Inside of Failover Cluster Manger you could see that the nodes indeed were paused
For testing I began by resuming operations on the nodes without failing back any roles. I was hoping to catch the pause in action and then be able to crawl the cluster logs for the culprit. So I resumed the forth node in the cluster and began taking a peak at the cluster logs
I found no errors in the last few days and continued to dig around when I suddenly noticed about 10 minutes after the resume that the cluster was back in a paused state. I assumed on the refresh of the cluster logs I’d see a nice trail of events and have a great start on tracking down the root cause.
I had high hopes for the cluster logs but after looking at them they showed clean along with the Windows System, Application, Hyper-V, Failover Cluster, and Virtual Machine Manager log.
After a few hours of searching I was still no closer to an answer, but since there was a lack of errors I had the idea that maybe this wasn’t an error but expected behavior. So what could be causing a cluster node to pause? I then started thinking about Virtual Machine Manager and the Performance Resource Optimization functionality.
PRO was enabled along with Dynamic Optimization, so I went ahead and disabled these options for the cluster and then resumed one of the paused nodes to test, pretty confident I’d found the issue.
10 minutes later it was back to paused! This time I did notice something interesting on the last job status in VMM.
So with that being logged I was then able to crawl back through the VMM logs and confirm that on both nodes this was not an error of any type but VMM placing the nodes into a paused state.

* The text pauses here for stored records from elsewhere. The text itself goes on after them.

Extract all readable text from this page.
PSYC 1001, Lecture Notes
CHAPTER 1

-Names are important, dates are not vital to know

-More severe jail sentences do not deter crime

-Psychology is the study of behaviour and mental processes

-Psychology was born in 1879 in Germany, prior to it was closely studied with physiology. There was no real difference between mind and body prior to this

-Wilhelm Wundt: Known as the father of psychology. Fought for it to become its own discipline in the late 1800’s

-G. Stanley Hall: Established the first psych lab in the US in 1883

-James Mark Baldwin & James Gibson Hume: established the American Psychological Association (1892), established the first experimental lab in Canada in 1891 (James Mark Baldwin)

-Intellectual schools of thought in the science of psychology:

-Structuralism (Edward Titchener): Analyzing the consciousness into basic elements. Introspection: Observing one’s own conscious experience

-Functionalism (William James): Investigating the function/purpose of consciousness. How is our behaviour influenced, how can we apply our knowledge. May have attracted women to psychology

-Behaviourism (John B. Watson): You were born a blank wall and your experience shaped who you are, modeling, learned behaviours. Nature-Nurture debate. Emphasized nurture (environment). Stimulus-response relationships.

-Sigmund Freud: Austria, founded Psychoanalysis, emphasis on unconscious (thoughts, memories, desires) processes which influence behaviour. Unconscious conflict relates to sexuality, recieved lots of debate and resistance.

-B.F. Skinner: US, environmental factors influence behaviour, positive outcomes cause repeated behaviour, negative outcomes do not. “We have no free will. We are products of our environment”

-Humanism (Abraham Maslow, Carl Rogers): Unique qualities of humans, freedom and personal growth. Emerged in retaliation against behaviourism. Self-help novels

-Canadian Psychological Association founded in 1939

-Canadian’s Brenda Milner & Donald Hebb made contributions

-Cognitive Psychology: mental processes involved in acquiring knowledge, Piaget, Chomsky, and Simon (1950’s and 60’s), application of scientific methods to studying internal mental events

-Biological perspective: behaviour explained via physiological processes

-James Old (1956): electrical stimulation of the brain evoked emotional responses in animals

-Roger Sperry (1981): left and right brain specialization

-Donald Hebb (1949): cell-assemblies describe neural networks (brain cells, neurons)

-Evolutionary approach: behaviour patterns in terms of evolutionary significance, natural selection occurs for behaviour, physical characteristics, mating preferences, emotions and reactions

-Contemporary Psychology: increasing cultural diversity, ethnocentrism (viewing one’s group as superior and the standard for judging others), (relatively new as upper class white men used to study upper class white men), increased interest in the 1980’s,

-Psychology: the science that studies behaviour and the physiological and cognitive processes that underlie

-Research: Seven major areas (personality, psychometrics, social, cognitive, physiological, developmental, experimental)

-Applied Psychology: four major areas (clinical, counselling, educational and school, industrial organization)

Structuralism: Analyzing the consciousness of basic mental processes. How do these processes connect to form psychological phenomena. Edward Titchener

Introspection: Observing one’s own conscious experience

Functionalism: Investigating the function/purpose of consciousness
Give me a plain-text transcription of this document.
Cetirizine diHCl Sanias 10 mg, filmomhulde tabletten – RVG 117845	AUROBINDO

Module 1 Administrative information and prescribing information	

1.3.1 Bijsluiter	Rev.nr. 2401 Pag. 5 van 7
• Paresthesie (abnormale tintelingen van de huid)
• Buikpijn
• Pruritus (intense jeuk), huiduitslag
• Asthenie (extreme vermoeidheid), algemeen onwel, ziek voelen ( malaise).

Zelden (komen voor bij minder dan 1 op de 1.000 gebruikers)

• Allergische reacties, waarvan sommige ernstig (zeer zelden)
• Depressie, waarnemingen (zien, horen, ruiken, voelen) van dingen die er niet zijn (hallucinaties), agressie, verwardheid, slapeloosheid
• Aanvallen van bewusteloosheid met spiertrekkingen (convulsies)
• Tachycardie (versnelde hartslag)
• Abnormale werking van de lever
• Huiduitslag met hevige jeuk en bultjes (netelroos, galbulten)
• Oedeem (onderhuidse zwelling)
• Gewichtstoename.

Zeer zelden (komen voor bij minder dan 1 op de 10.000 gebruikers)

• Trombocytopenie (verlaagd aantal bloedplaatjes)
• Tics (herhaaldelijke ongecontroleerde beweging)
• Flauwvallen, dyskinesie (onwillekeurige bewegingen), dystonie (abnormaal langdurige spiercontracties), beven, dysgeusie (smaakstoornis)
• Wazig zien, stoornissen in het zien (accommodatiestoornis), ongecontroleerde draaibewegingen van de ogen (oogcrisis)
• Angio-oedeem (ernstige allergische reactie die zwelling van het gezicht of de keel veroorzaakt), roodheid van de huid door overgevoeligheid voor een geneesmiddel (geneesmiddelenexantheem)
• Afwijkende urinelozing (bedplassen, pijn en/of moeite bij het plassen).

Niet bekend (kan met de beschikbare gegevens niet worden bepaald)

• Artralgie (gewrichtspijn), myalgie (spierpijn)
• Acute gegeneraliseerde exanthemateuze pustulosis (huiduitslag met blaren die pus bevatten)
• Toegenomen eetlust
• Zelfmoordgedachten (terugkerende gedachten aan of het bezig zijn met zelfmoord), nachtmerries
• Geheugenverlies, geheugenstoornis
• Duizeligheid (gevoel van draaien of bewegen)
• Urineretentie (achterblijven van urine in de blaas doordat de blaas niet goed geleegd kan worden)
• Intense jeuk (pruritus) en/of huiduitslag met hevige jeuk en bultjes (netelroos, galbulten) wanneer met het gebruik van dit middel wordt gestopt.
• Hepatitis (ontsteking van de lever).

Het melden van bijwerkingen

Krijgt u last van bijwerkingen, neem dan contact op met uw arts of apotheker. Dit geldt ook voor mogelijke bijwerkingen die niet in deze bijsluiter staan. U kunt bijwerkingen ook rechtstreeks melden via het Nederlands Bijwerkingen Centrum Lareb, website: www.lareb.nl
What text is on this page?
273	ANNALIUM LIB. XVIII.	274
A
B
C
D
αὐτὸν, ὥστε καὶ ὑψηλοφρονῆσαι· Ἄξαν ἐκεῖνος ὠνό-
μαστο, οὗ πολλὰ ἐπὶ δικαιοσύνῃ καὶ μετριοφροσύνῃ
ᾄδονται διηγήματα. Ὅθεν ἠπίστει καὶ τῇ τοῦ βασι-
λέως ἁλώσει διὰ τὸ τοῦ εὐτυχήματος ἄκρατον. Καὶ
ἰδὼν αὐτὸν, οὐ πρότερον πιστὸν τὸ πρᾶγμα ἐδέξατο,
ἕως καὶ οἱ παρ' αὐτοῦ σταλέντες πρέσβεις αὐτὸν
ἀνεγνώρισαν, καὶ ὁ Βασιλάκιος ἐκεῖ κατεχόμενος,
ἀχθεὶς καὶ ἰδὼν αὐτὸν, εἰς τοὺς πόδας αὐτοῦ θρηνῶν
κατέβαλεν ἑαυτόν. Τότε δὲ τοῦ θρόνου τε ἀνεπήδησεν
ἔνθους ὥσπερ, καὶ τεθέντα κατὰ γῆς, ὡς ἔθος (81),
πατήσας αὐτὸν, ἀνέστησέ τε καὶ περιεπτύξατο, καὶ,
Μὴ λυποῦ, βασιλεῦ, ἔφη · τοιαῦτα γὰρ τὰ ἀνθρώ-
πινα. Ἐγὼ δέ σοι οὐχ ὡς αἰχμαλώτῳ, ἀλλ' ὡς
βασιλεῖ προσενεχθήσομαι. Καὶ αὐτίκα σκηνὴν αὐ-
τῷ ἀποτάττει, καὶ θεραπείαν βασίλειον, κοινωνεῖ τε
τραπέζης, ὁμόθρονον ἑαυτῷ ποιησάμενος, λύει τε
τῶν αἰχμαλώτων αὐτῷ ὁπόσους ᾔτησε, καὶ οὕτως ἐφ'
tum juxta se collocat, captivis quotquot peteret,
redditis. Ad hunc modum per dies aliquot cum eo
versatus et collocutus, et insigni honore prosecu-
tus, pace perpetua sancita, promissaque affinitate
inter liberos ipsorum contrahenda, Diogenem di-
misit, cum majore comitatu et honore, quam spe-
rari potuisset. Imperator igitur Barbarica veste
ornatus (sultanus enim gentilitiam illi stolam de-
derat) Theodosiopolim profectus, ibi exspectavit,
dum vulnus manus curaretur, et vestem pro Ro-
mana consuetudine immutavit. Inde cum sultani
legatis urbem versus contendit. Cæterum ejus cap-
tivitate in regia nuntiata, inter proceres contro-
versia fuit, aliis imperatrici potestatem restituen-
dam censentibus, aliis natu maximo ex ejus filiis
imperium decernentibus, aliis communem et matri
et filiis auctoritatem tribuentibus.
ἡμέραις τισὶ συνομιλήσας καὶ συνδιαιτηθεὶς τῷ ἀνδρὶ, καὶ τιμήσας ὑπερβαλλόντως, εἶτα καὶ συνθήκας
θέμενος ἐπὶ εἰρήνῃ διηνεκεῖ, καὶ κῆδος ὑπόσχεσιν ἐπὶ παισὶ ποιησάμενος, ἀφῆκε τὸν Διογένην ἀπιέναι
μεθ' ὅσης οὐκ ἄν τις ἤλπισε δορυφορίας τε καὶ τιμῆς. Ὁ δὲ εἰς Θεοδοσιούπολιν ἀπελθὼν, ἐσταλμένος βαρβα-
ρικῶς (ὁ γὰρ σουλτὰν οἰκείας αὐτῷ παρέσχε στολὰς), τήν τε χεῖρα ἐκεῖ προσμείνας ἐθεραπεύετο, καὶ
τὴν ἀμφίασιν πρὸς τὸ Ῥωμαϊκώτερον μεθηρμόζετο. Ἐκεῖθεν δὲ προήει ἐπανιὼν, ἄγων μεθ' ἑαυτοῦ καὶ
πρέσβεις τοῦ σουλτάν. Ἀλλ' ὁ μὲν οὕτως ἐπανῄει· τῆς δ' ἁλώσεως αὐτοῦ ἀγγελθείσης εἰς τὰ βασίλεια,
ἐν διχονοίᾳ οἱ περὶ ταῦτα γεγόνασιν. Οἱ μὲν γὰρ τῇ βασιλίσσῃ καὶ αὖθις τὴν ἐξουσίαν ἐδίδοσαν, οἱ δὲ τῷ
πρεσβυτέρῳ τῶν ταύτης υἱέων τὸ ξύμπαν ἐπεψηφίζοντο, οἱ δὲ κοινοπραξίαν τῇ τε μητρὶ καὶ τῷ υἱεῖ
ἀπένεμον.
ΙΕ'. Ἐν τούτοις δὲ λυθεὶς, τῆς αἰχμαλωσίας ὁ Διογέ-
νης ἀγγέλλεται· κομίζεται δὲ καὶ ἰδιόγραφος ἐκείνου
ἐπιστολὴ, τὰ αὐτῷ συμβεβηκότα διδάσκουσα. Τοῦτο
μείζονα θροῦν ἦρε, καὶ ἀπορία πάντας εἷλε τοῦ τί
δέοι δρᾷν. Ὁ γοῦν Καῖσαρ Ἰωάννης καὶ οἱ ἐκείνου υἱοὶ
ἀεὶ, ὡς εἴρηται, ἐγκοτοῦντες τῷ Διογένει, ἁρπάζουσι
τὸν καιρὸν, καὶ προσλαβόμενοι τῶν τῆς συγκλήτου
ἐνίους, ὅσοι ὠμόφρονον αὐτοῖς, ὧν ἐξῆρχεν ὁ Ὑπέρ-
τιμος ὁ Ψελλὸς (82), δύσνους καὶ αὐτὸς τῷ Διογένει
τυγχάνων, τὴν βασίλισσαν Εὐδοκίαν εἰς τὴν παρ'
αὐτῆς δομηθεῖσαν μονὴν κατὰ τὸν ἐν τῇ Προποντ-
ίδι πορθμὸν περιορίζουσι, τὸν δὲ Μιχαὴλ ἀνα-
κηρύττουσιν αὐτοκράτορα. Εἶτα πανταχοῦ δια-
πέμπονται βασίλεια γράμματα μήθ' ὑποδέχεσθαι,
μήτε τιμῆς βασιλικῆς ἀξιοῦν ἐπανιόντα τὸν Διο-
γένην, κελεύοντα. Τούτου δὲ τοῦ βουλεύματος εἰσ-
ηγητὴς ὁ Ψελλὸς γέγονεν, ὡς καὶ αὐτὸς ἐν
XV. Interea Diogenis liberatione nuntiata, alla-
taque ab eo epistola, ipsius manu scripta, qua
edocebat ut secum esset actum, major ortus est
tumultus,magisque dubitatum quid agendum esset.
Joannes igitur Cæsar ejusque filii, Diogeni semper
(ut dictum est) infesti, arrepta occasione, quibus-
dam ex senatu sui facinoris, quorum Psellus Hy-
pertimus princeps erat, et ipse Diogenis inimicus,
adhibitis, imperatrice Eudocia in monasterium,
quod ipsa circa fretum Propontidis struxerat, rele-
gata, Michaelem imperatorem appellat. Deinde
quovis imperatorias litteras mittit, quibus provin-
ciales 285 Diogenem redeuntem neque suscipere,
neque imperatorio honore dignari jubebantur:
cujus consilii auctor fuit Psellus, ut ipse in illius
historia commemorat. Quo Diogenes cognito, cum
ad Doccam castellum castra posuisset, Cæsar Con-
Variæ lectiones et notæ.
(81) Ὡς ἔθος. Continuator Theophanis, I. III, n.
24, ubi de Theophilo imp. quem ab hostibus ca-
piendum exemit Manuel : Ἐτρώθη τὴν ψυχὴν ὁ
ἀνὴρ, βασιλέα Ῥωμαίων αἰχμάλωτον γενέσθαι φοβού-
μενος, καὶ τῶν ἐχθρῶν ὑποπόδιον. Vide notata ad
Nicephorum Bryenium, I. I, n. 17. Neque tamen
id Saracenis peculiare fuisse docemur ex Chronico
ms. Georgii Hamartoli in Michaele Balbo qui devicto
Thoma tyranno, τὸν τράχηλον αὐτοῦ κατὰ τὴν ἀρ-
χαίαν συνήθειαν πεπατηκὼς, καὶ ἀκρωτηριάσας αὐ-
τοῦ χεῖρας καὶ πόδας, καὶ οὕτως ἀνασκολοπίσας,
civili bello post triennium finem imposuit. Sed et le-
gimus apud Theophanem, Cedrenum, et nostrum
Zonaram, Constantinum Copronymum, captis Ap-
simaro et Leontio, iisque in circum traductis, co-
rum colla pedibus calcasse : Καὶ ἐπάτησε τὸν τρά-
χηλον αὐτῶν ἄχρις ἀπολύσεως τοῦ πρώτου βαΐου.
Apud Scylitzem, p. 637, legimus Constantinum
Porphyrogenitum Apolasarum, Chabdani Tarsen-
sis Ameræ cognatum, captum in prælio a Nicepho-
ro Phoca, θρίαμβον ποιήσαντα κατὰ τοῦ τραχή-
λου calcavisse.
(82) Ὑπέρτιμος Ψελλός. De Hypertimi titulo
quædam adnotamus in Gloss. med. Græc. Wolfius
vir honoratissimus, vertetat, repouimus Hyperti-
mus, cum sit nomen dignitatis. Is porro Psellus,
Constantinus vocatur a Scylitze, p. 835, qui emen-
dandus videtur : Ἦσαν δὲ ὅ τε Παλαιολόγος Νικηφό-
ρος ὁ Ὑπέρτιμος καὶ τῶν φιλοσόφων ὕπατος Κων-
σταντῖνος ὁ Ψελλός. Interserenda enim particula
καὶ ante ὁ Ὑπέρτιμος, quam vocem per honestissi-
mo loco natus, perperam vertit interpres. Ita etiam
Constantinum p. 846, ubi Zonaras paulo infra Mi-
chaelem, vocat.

After I disabled all PRO settings in VMM across all clusters, Dynamic Optimization on all clusters, and finally removed and then added the cluster back into VMM, I was able to get the nodes to stop pausing at random intervals. So the moral of this story is be in control of your automation and not let your automation control you. Proper health checks to determine if that automation is correctly working could be the difference of it being a time saver or turning into a time vampire like in this case.